21 day water fast: Day 21

gratitude-sunrise (1200x800)I woke up into the darkness, with an overwhelming feeling of gratitude: for the universe, for Réka and the opportunity to be here – as well as for the fast itself.  I sat down to meditate, with the expanse of gratitude laid out as a back-drop to everything in my mind.  It felt and continues to feel like an inner smile expanding from all directions in and around my heart.  Everywhere, almost as if my body were breathing the mantra: ‘thank you, thank you, thank you…’

I’m just so grateful.

Today it occurred to me – no, it was more than just a thought, it was a subtle body-sensation – that at this point, deep into the water fast, something in the core of my body is taking place similar to what happens much earlier on during a dry fast.  As anyone who has tried both types of fasting will tell you, a dry fast feels and works completely differently from a water fast.  With a dry fast, I often get the sensation that my body is like a towel which is being wrung out by the cleansing of the fast.  It’s definitely a sensation of being squeezed out from the inside.  A water fast is completely different, more as if your body is a river bed through which a current of water is flowing, washing you clean.  Now, for the first time, I felt that ‘wringing-out’ feeling.  In my mind, I somehow connect this with the sight of myself a few days ago, caught as a reflection in one of the windows of the house while I was gardening.  Without a shirt on, I really had ‘shrunk’ – especially my core.  That inner shrinking, even visually evident, is a kind of ‘squeezing out’, I suppose.
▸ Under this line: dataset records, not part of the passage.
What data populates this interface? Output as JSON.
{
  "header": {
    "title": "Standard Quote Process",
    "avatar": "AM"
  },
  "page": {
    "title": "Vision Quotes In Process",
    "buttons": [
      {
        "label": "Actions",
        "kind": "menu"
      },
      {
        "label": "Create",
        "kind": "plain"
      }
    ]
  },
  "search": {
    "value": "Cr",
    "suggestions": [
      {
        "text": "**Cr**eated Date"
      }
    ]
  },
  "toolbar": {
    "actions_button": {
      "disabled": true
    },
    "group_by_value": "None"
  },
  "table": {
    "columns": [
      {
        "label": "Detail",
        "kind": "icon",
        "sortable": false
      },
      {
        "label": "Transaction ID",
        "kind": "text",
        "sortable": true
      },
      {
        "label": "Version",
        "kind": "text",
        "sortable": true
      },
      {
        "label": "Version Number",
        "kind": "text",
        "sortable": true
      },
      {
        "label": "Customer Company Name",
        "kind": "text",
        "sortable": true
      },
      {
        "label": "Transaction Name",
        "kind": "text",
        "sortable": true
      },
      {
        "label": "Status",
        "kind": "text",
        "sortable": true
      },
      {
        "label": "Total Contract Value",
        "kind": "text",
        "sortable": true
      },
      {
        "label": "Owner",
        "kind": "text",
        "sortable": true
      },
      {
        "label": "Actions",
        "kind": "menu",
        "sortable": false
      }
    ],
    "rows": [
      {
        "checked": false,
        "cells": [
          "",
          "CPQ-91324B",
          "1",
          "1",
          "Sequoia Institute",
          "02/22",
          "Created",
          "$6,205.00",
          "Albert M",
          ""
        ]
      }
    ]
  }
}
It didn’t take long to pack up.  For the whole three weeks, I had hardly touched my stockpile of books, cds – or even clothes for that matter!  All the materials I had brought with me for improving the house were constructed and in place, so there was hardly anything to load into the car.

Goodbye Tiszaigar!

The drive home felt distinctly different from my trip back into the city around Day 10.  I think this must have been largely in part to the metabolic changes already taking place by having broken the fast a couple of hours earlier.  If I were a purist, I suppose I should have waited until the evening, but I was already headed towards finishing the 21-st full day of the fast.  In this case, I felt it more important to be practical.  The fact was, is, and continues to be that life back in the ‘real world’ is careening on at full speed, and I knew I had to make a transition quickly.

So, having primed my body the night before, I broke the fast in earnest in the morning with two small oranges.  I decided that, rather than juice them, I would continue to eat whole foods throughout the transition back to normal eating.  The only significant difference between orange juice and whole oranges is in the fibre consumed.  Knowing my digestive system’s tendency towards a slow re-start, I thought that the extra fibre would give my digestive system something to ‘grab’ and get peristalsis up and running a bit sooner.  We’ll see…

Around noon I began on banana smoothies blended with rice milk, and within the space of an hour or so had downed three of them.  Actually, it wasn’t a huge volume: each smoothie contained only one small/medium banana with enough rice milk to just cover it.  The end result, physically, was that the sugars soon began to work on my legs in quite a strange way.  The weakness and lethargy reminiscent of ‘hitting the wall’ continued, but with a physical jitteriness caused by the sugars which felt similar to a caffeine overdose.***  Walking through the garden for the last time, my legs felt a little like a rolling car which is about to jump-start: lurching forward, but without the underlying power to sustain it.  I actually felt a little unstable on my feet due to the uneven bursts of energy.

Back to the drive home.  Unlike the previous trip, my attention was already naturally focussed on the road ahead, without having to make any conscious effort.  And yet that more rounded, spherical consciousness of ketosis continued, and I continued to appreciate all of nature’s attractions on the periphery.  The open prairie, extending to the horizon and infinity… A distant thunderstorm, with rain washing a stain across the sky… Reaching the outer suburbs of Budapest, though, there was no more time for all that (nor were there any more attractions!).  The traffic grew in its intensity and general aggression.  That was fine.  I was happy to play the game.

I arrived home.

(Tomorrow the journal continues with a report of readjusting back to everyday life and food.)

*** Re-reading this blog now, three years on, I realise that I totally overdid the sugars on the first day of refeeding.  Of course, this was partly due to fears of not having enough energy in having to return to everyday life at almost kamikaze speed. With the benefit of added experience, I would have kept my fruit and sugar intake much lower, eaten more vegetables instead, and accepted the fact that I’d just have to return to everyday blitzkrieg with low physical energy levels. Breaking an extended fast and refeeding with too many sugars and calories is dangerous, and can lead to refeeding syndrome!